This issue has been recently touched at SYNERGY 2013 conference—an annual event for professional tax and accounting firms—to get some real-world insights into the challenges large companies are currently facing when it comes to managing their global tax planning. This process is heavily influenced by global supply chains and associated transfer pricing compliance. As KPMG’s Rema Serafi explained: “The transfer pricing environment is currently facing a perfect storm. Increased tax scrutiny combined with increased media attention around tax planning has magnified attention on transfer pricing. There is now increased focus on how pricing policies are implemented for accounting purposes.
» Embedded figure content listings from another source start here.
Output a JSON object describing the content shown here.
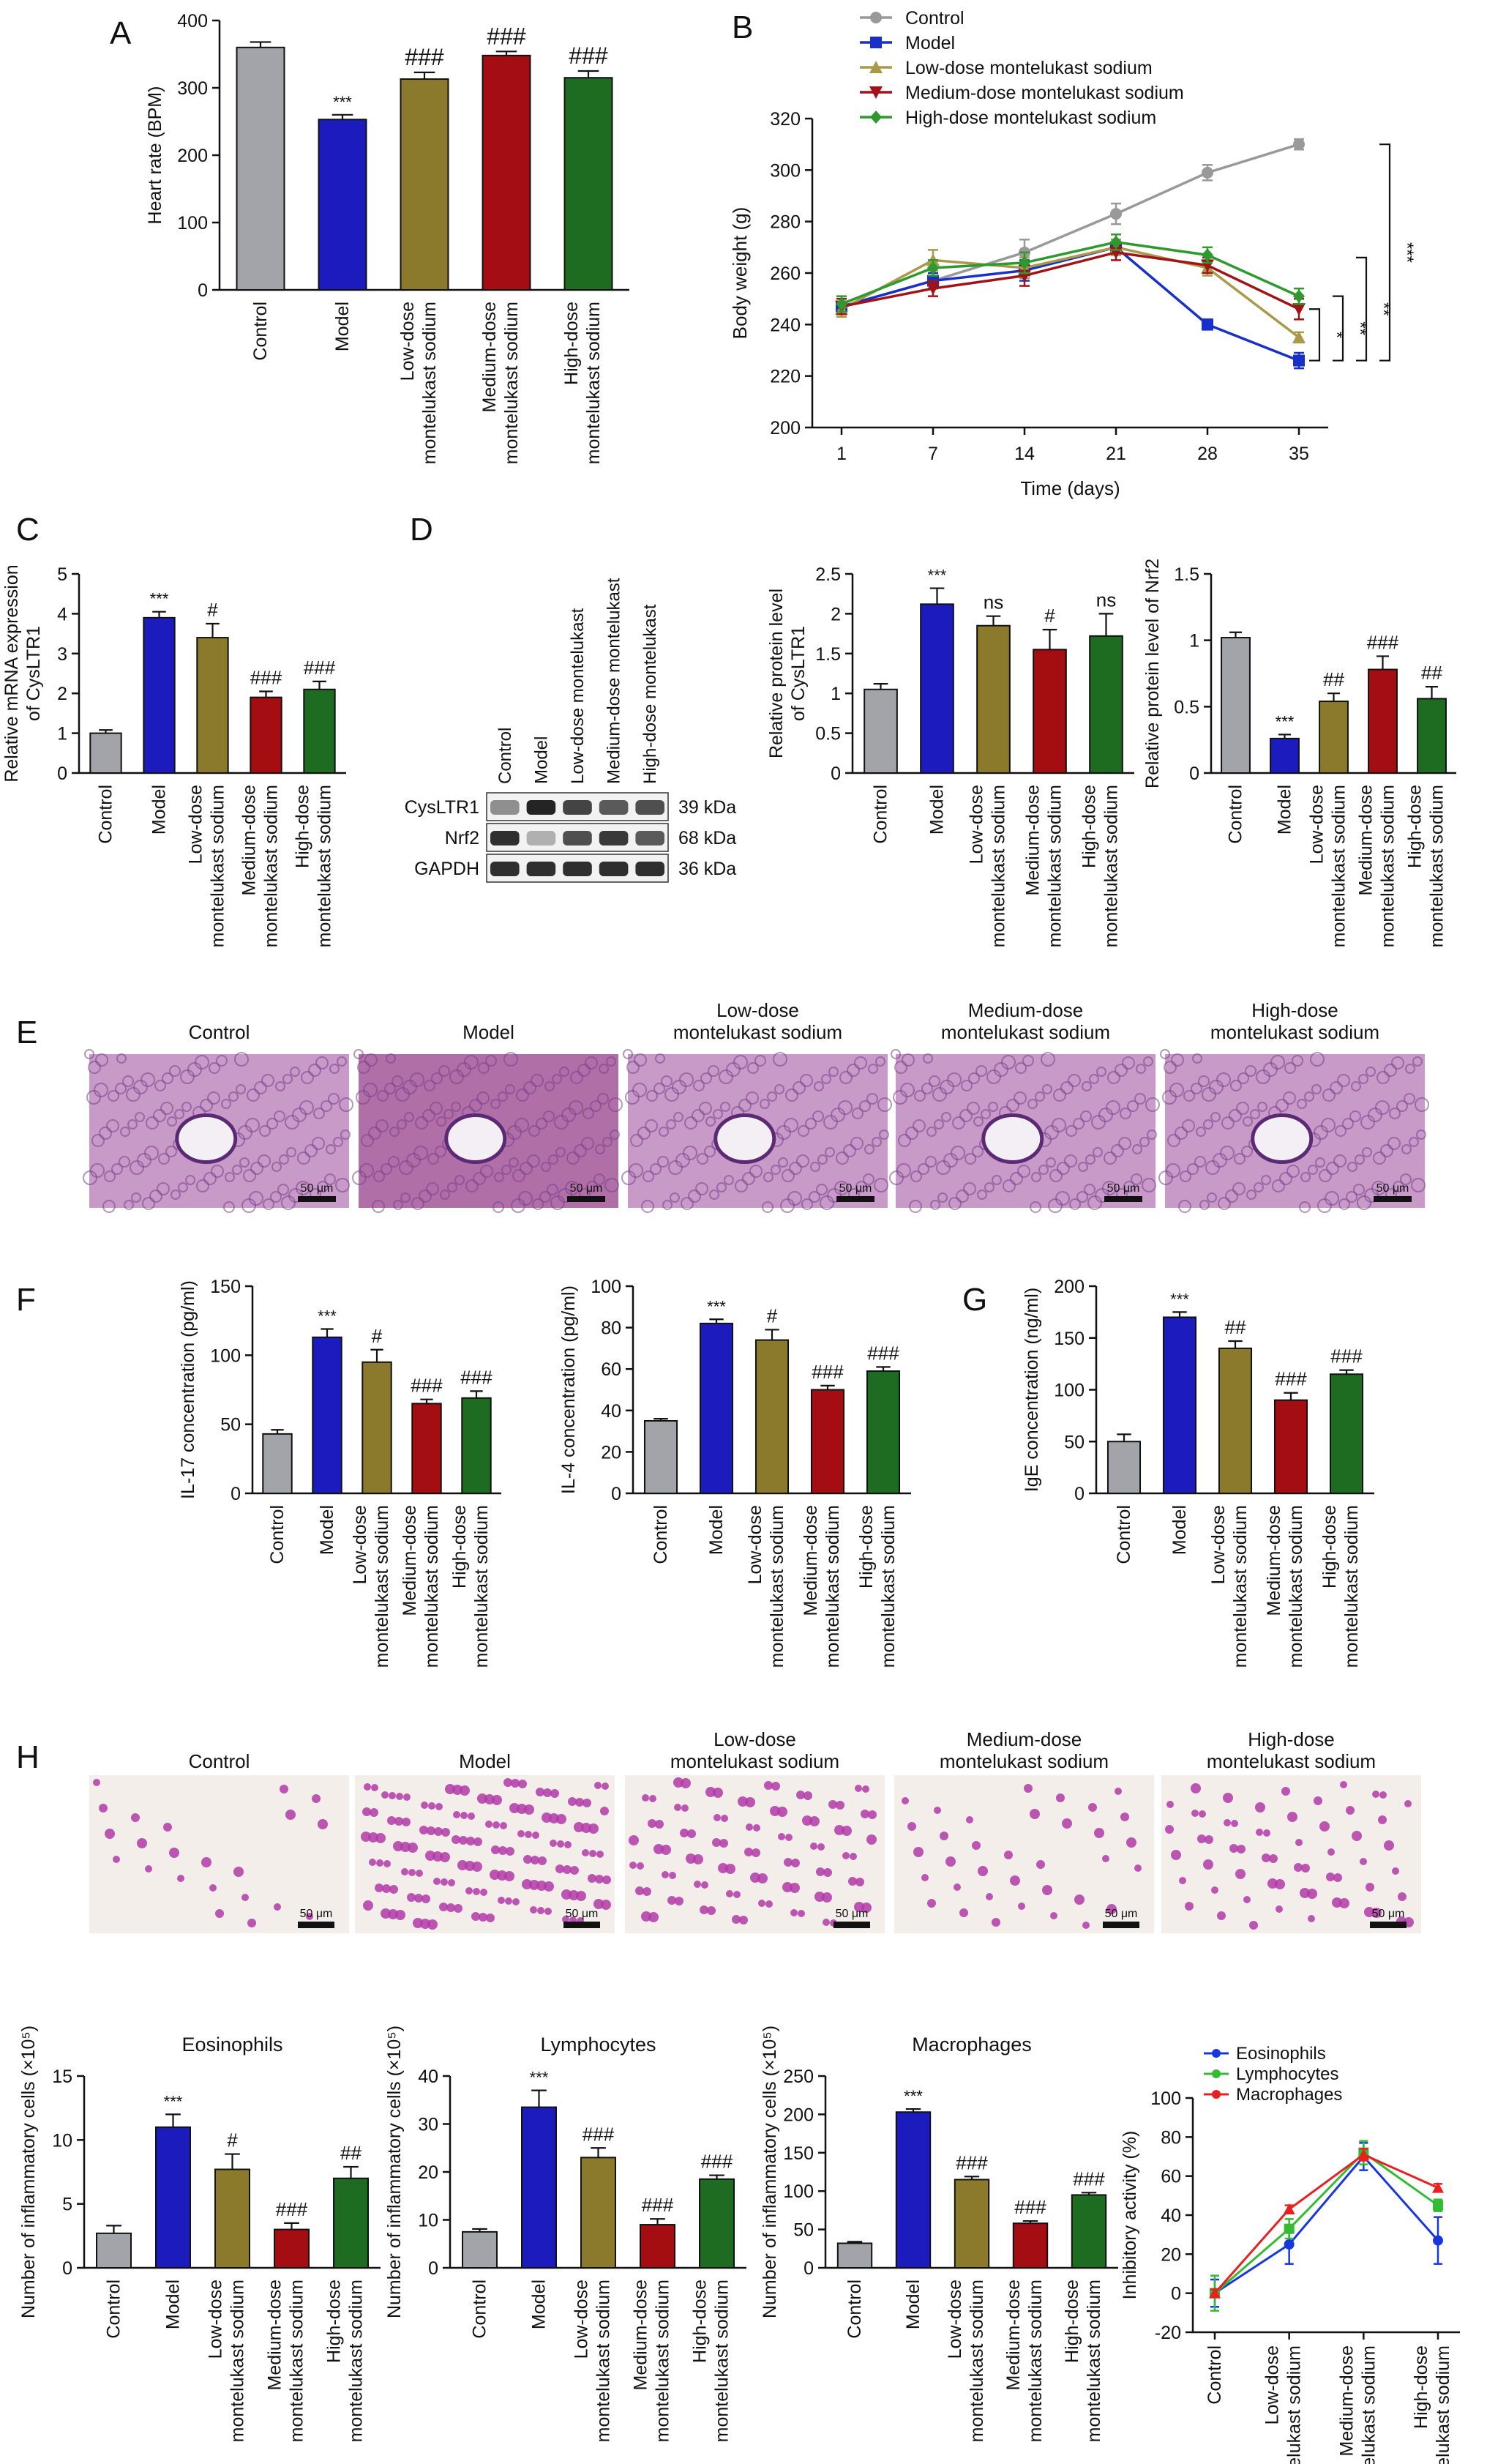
{
  "colors": {
    "control": "#a3a3aa",
    "model": "#1c1cbe",
    "low": "#8c7a2c",
    "medium": "#a40d12",
    "high": "#1d6c22",
    "line_control": "#999999",
    "line_model": "#1830c8",
    "line_low": "#a89a4a",
    "line_medium": "#a01418",
    "line_high": "#2e9a2e",
    "eos": "#1836e0",
    "lym": "#33bb33",
    "mac": "#e82020"
  },
  "group_labels": {
    "control": [
      "Control"
    ],
    "model": [
      "Model"
    ],
    "low": [
      "Low-dose",
      "montelukast sodium"
    ],
    "medium": [
      "Medium-dose",
      "montelukast sodium"
    ],
    "high": [
      "High-dose",
      "montelukast sodium"
    ]
  },
  "panel_letters": [
    "A",
    "B",
    "C",
    "D",
    "E",
    "F",
    "G",
    "H"
  ],
  "histology_titles": [
    [
      "Control"
    ],
    [
      "Model"
    ],
    [
      "Low-dose",
      "montelukast sodium"
    ],
    [
      "Medium-dose",
      "montelukast sodium"
    ],
    [
      "High-dose",
      "montelukast sodium"
    ]
  ],
  "scale_bar_label": "50 μm",
  "western": {
    "lane_labels": [
      "Control",
      "Model",
      "Low-dose montelukast",
      "Medium-dose montelukast",
      "High-dose montelukast"
    ],
    "rows": [
      {
        "protein": "CysLTR1",
        "kda": "39 kDa",
        "intensity": [
          0.45,
          0.95,
          0.8,
          0.7,
          0.75
        ]
      },
      {
        "protein": "Nrf2",
        "kda": "68 kDa",
        "intensity": [
          0.9,
          0.3,
          0.75,
          0.85,
          0.7
        ]
      },
      {
        "protein": "GAPDH",
        "kda": "36 kDa",
        "intensity": [
          0.9,
          0.9,
          0.9,
          0.9,
          0.9
        ]
      }
    ]
  },
  "chart_data": [
    {
      "id": "A",
      "type": "bar",
      "ylabel": "Heart rate (BPM)",
      "ylim": [
        0,
        400
      ],
      "yticks": [
        0,
        100,
        200,
        300,
        400
      ],
      "values": [
        360,
        253,
        313,
        348,
        315
      ],
      "errors": [
        8,
        7,
        10,
        6,
        10
      ],
      "annotations": [
        "",
        "***",
        "###",
        "###",
        "###"
      ]
    },
    {
      "id": "B",
      "type": "line",
      "xlabel": "Time (days)",
      "ylabel": "Body weight (g)",
      "ylim": [
        200,
        320
      ],
      "yticks": [
        200,
        220,
        240,
        260,
        280,
        300,
        320
      ],
      "x": [
        1,
        7,
        14,
        21,
        28,
        35
      ],
      "legend": [
        "Control",
        "Model",
        "Low-dose montelukast sodium",
        "Medium-dose montelukast sodium",
        "High-dose montelukast sodium"
      ],
      "series": [
        {
          "name": "Control",
          "values": [
            247,
            257,
            268,
            283,
            299,
            310
          ],
          "errors": [
            3,
            3,
            5,
            4,
            3,
            2
          ]
        },
        {
          "name": "Model",
          "values": [
            247,
            257,
            261,
            270,
            240,
            226
          ],
          "errors": [
            3,
            3,
            4,
            3,
            2,
            3
          ]
        },
        {
          "name": "Low-dose montelukast sodium",
          "values": [
            246,
            265,
            262,
            270,
            262,
            235
          ],
          "errors": [
            3,
            4,
            4,
            3,
            3,
            2
          ]
        },
        {
          "name": "Medium-dose montelukast sodium",
          "values": [
            247,
            254,
            259,
            268,
            263,
            246
          ],
          "errors": [
            3,
            3,
            4,
            3,
            3,
            4
          ]
        },
        {
          "name": "High-dose montelukast sodium",
          "values": [
            248,
            262,
            264,
            272,
            267,
            251
          ],
          "errors": [
            3,
            3,
            4,
            3,
            3,
            3
          ]
        }
      ],
      "significance": [
        "*",
        "**",
        "**",
        "***"
      ]
    },
    {
      "id": "C",
      "type": "bar",
      "ylabel": "Relative mRNA expression of CysLTR1",
      "ylim": [
        0,
        5
      ],
      "yticks": [
        0,
        1,
        2,
        3,
        4,
        5
      ],
      "values": [
        1.0,
        3.9,
        3.4,
        1.9,
        2.1
      ],
      "errors": [
        0.08,
        0.15,
        0.35,
        0.15,
        0.2
      ],
      "annotations": [
        "",
        "***",
        "#",
        "###",
        "###"
      ]
    },
    {
      "id": "D1",
      "type": "bar",
      "ylabel": "Relative protein level of CysLTR1",
      "ylim": [
        0,
        2.5
      ],
      "yticks": [
        0,
        0.5,
        1.0,
        1.5,
        2.0,
        2.5
      ],
      "values": [
        1.05,
        2.12,
        1.85,
        1.55,
        1.72
      ],
      "errors": [
        0.07,
        0.2,
        0.12,
        0.25,
        0.28
      ],
      "annotations": [
        "",
        "***",
        "ns",
        "#",
        "ns"
      ]
    },
    {
      "id": "D2",
      "type": "bar",
      "ylabel": "Relative protein level of Nrf2",
      "ylim": [
        0,
        1.5
      ],
      "yticks": [
        0,
        0.5,
        1.0,
        1.5
      ],
      "values": [
        1.02,
        0.26,
        0.54,
        0.78,
        0.56
      ],
      "errors": [
        0.04,
        0.03,
        0.06,
        0.1,
        0.09
      ],
      "annotations": [
        "",
        "***",
        "##",
        "###",
        "##"
      ]
    },
    {
      "id": "F1",
      "type": "bar",
      "ylabel": "IL-17 concentration (pg/ml)",
      "ylim": [
        0,
        150
      ],
      "yticks": [
        0,
        50,
        100,
        150
      ],
      "values": [
        43,
        113,
        95,
        65,
        69
      ],
      "errors": [
        3,
        6,
        9,
        3,
        5
      ],
      "annotations": [
        "",
        "***",
        "#",
        "###",
        "###"
      ]
    },
    {
      "id": "F2",
      "type": "bar",
      "ylabel": "IL-4 concentration (pg/ml)",
      "ylim": [
        0,
        100
      ],
      "yticks": [
        0,
        20,
        40,
        60,
        80,
        100
      ],
      "values": [
        35,
        82,
        74,
        50,
        59
      ],
      "errors": [
        1,
        2,
        5,
        2,
        2
      ],
      "annotations": [
        "",
        "***",
        "#",
        "###",
        "###"
      ]
    },
    {
      "id": "G",
      "type": "bar",
      "ylabel": "IgE concentration (ng/ml)",
      "ylim": [
        0,
        200
      ],
      "yticks": [
        0,
        50,
        100,
        150,
        200
      ],
      "values": [
        50,
        170,
        140,
        90,
        115
      ],
      "errors": [
        7,
        5,
        7,
        7,
        4
      ],
      "annotations": [
        "",
        "***",
        "##",
        "###",
        "###"
      ]
    },
    {
      "id": "H1",
      "type": "bar",
      "title": "Eosinophils",
      "ylabel": "Number of inflammatory cells (×10⁵)",
      "ylim": [
        0,
        15
      ],
      "yticks": [
        0,
        5,
        10,
        15
      ],
      "values": [
        2.7,
        11.0,
        7.7,
        3.0,
        7.0
      ],
      "errors": [
        0.6,
        1.0,
        1.2,
        0.5,
        0.9
      ],
      "annotations": [
        "",
        "***",
        "#",
        "###",
        "##"
      ]
    },
    {
      "id": "H2",
      "type": "bar",
      "title": "Lymphocytes",
      "ylabel": "Number of inflammatory cells (×10⁵)",
      "ylim": [
        0,
        40
      ],
      "yticks": [
        0,
        10,
        20,
        30,
        40
      ],
      "values": [
        7.5,
        33.5,
        23,
        9,
        18.5
      ],
      "errors": [
        0.6,
        3.5,
        2.0,
        1.2,
        0.8
      ],
      "annotations": [
        "",
        "***",
        "###",
        "###",
        "###"
      ]
    },
    {
      "id": "H3",
      "type": "bar",
      "title": "Macrophages",
      "ylabel": "Number of inflammatory cells (×10⁵)",
      "ylim": [
        0,
        250
      ],
      "yticks": [
        0,
        50,
        100,
        150,
        200,
        250
      ],
      "values": [
        32,
        203,
        115,
        58,
        95
      ],
      "errors": [
        2,
        4,
        4,
        3,
        3
      ],
      "annotations": [
        "",
        "***",
        "###",
        "###",
        "###"
      ]
    },
    {
      "id": "H4",
      "type": "line",
      "ylabel": "Inhibitory activity (%)",
      "ylim": [
        -20,
        100
      ],
      "yticks": [
        -20,
        0,
        20,
        40,
        60,
        80,
        100
      ],
      "categories": [
        [
          "Control"
        ],
        [
          "Low-dose",
          "montelukast sodium"
        ],
        [
          "Medium-dose",
          "montelukast sodium"
        ],
        [
          "High-dose",
          "montelukast sodium"
        ]
      ],
      "legend": [
        "Eosinophils",
        "Lymphocytes",
        "Macrophages"
      ],
      "series": [
        {
          "name": "Eosinophils",
          "values": [
            0,
            25,
            70,
            27
          ],
          "errors": [
            7,
            10,
            7,
            12
          ]
        },
        {
          "name": "Lymphocytes",
          "values": [
            0,
            33,
            72,
            45
          ],
          "errors": [
            9,
            5,
            6,
            3
          ]
        },
        {
          "name": "Macrophages",
          "values": [
            0,
            43,
            71,
            54
          ],
          "errors": [
            2,
            2,
            3,
            2
          ]
        }
      ]
    }
  ]
}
CFOs, legal departments, risk controllers and those responsible for regulatory matters are now just as concerned about transfer pricing as tax departments. As such, companies are looking for more efficient ways to implement accurately by looking at technology solutions, among other things.”

This is true, as Governments and NGOs around the world including OECD, G20, UN and World Bank are getting involved in the debate over global corporate tax strategies. It appears that evolving tax policies, with a huge enthusiasm supported by the OECD, push harder and harder to ensure that there is a substantive value creation assigned within countries where companies are reporting revenue, and therefore paying tax.

Subsequently, corporations begin to think more conservatively about their tax strategies. The way companies approach tax planning is nowadays highly driven by perception around issues of reputational and audit risk. As Hadley Leach, a partner at Ernst & Young, highlighted: “In 2010 66% of companies identified “risk management” as their highest priority for transfer pricing, which was a 32% increase over surveys conducted in 2007”.

Meanwhile, companies are facing increased tax complexity as they continue to expand in emerging markets. However, audits are on the rise indicating that the perception has become a serious factor driving corporate tax strategy. The current focus on international calls the notion of tax becoming less about limiting tax exposure and more about limiting reputational risk exposure.